We now average between 40-49 hours a week at the grindstone – around three times more than the Keynesian ideal. What’s more, a huge 50 per cent of employees surveyed by recruitment giant Hays said working shorter hours would make them professionally and personally happier than if they'd won the lottery!
This might surprise you, but data from polling organisation Gallup backs it up: their research shows that careers are the biggest factor in our overall wellbeing, and that’s on top of all the other wellbeing factors – social, financial, physical and community. So if our careers affect our happiness so much, then what about flexible work? Shouldn’t it be the next best thing to working less?

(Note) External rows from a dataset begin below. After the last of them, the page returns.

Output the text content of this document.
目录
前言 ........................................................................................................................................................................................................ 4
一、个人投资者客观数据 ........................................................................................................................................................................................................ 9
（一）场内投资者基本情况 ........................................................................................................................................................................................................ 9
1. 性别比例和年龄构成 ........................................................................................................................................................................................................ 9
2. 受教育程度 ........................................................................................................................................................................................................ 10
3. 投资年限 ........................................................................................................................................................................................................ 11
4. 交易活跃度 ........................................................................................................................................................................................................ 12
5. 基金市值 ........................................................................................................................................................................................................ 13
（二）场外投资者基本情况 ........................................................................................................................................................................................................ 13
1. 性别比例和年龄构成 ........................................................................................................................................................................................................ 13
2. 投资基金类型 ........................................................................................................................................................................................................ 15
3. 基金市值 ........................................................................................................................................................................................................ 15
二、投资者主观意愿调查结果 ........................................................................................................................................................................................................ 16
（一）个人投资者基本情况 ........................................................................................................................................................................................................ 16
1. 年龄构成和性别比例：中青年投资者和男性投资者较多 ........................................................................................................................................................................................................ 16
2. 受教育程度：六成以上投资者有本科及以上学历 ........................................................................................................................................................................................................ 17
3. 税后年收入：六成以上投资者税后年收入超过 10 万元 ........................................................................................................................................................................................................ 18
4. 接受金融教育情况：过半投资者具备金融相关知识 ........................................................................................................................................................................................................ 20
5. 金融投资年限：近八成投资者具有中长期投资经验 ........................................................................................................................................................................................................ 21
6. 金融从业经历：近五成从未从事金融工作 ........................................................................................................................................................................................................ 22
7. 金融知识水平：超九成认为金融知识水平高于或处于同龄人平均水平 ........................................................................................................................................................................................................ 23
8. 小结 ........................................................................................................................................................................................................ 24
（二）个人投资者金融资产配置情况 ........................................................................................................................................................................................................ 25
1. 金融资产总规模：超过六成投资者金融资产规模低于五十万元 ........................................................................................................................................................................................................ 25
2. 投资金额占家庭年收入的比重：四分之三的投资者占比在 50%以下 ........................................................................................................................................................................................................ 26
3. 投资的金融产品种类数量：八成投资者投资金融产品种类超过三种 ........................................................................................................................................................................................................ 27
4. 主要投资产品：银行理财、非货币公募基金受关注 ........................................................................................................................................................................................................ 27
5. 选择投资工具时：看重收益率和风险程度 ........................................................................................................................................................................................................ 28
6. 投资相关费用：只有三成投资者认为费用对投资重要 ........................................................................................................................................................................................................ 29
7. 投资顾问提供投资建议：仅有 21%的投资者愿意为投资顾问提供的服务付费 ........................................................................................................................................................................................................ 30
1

Whether you have caring commitments, want more time for your health or social life, or you need space to try something new, like starting your own business or going back to study, a flexible arrangement is probably sounding really good right about now – and let’s face it, it’s definitely more achievable than winning the lottery.
Sadly, 74 per cent of workers surveyed by Hays were not being rewarded with extra pay or time off in lieu when they worked overtime. In contrast, flexible working arrangements acknowledge the time you work, without tying you to a rigid schedule. Here are some examples:
Hays says men are just as likely as women to use certain types of flexible working arrangements – but men prefer the options that keep face-time, such as flextime or the compressed work week. Women are more likely to work outside of the office.
According to Hays, high-potential employees whose companies do not offer flexible work options are less likely to aspire to top leadership roles. The top companies are listening and the public sector is already working towards a teleworking target of 12 per cent of its workforce by 2020.
For some businesses, the jury is still out. There has been a movement away from flexible work options by some major employers such as the Bank of America and Yahoo, but of course this is likely to vary depending on the type and size of the company.
Positive examples do appear to be growing, however, and there is definitely greater acceptance from employers. One convert is Adidas Australia. Their return rate from parental leave doubled in a two-year period once they implemented a flexible workplace culture, saving the company more than three-quarters of a million dollars in recruitment and training costs.
This has been backed up by a study by Australian School of Business associate professor Julie Cogin. Her study shows a positive impact on a number of objective business performance measures, including customer service results and net profits. In other words, flexible work is not just feel-good – it can be good business, too.
Every month seems to bring more evidence that our wellbeing is directly linked to our capacity to grasp that ever-elusive state of work–life balance. Greater links are made each day between poor mental health and a lack of control over work hours. With workplace arrangements having such a significant impact on our lives, it appears that getting more flexibility isn’t just a utopian ideal; it’s a necessity.